Sunday, 17 May 2009

Capping

A lot happens in a month and a bit - mostly reading journal articles and timetabling tutorials, but other stuff too.

Last week, I got the chance to attend a friend Jon's PhD graduation, which was quite an event. Otago makes a big effort for graduations and this particular one had 600 graduands processing down the street led bagpipers and senior University staff finishing with a ceremony in the town hall.

Jon and his family also very kindly invited me to the graduation dinner later and we ended up going to a lovely listed Gothic-style townhouse, converted for use as a small restaurant and B&B. Quite amazingly, it turned out to be called Lisburn House and run by a family from back home! Very impressed and the lady who ran front-of-house was great fun, so if you're looking for a special meal out, I'd highly recommend it.

In fact, "Capping" (that is, graduation) is a big thing here and there are lots of associated events and activities around it, not least the Capping Show, a run of skits, parodies and songs organised by students. It has plenty of offensive bits but also a lot of very funny parts and some remarkably talented performances. Quite a unique experience and amazing that it is largely student organised. In fact, it's been going for 115 years (or something like that) and the Selwyn Ballet has been part of it for 81 of them, so it's got a lot of precedent to live up to each time round!

[Front of the Capping procession. The pipers are clearly visible at the front, with the dignitaries directly following (including the Mayor in the middle) and the PhD candidates coming around the corner in maroon robes. There were about 500 graduands on this particular day, with more students being capped the two Saturdays afterwards) Normally there are a number of motorized floats produced by the different halls but, as a result of the fuss with the Toga Parade, that didn't happen this year]

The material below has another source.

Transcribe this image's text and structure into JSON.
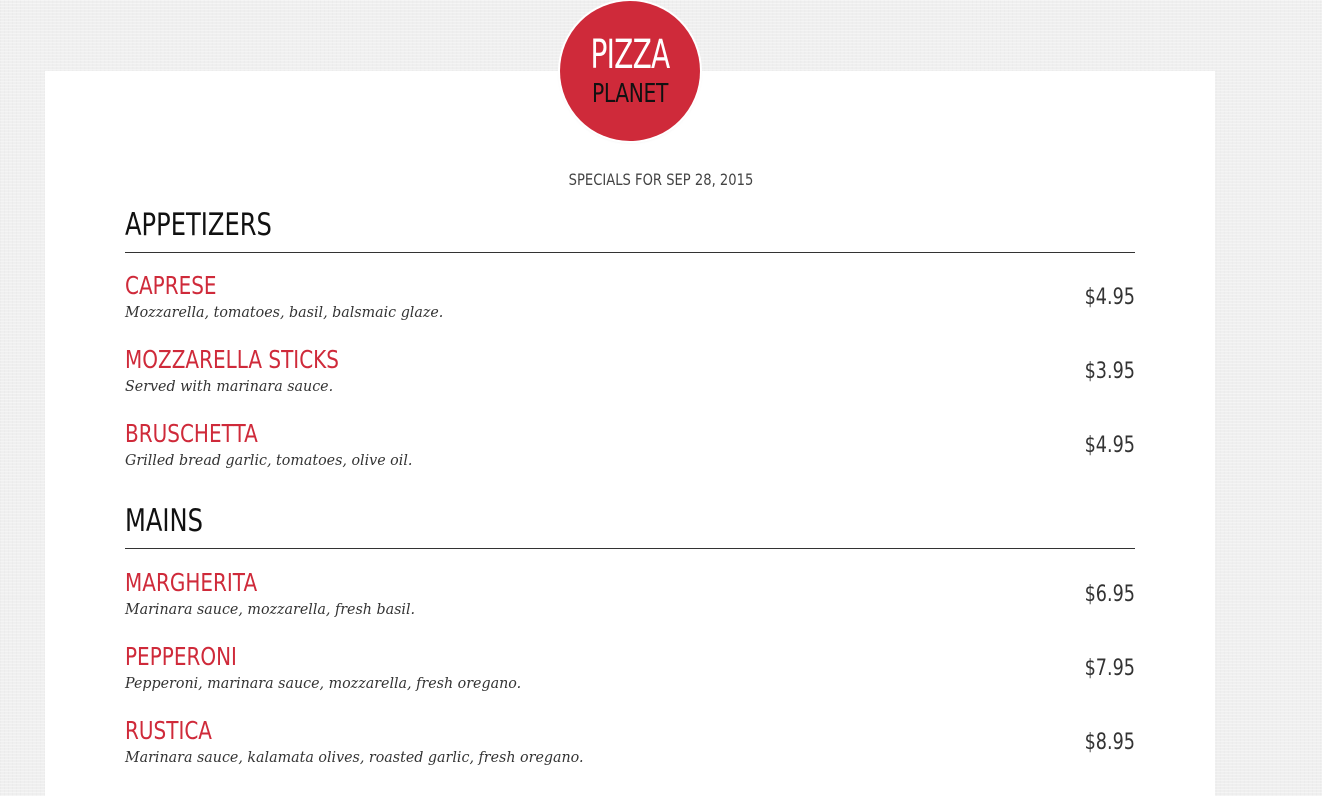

[Inside Dunedin Town Hall with the graduands filing in. The seats on the stage were used by the academic staff and the Chancellor's chair is in the centre. The term 'Capping' arises as the Chancellor confers the degree by 'capping' each person in turn with a mortar board. (To clarify for Cambridge people, in Otago you shouldn't wear a mortar board until you've graduated, as far as I understand. I'm not sure what the rules are at QUB & UU)]

I should probably mention a bit about the maths - it's progressing, hard work but rewarding when it works out! At present I'm coding up a Navier-Stokes solver; for those of you who this means something to, you'll probably realise this could take me a little while, but it's largely an educational process.

In other news, Tutorials are getting very busy - this particular week the College has scheduled in or around 15 hours worth across all the courses we provide extra tuition for, as mid-year exams are beginning next week. All the best to those involved! Keeping me on my toes with markers, room allocation, student coordination and so on. Organisation isn't exactly something I'm naturally talented at (laugh away), so I'm still climbing the learning curve; we're getting there, just rather slowly.

On the next episode: Christchurch marathon (I finally leave Dunedin after 3 months) and some pretty pictures of the first view of the Southern Alps, once I actually get round to tagging the photos.

A final thank you to those who have been in touch and particularly to Mike (very belatedly) & Helen for their postcards!

PS This post has been written over the course of about a fortnight, in which context it may make a little more sense... maybe...

PPS A random picture of scenery, an autumnal day at Uni:

2 comments:

Phil said...

Of course, last week at the top ACTUALLY means several weeks ago. You get the gist.

Unknown said...

the pix are great as usual Phil and I am looking forward to the ones of your trip to Christchurch.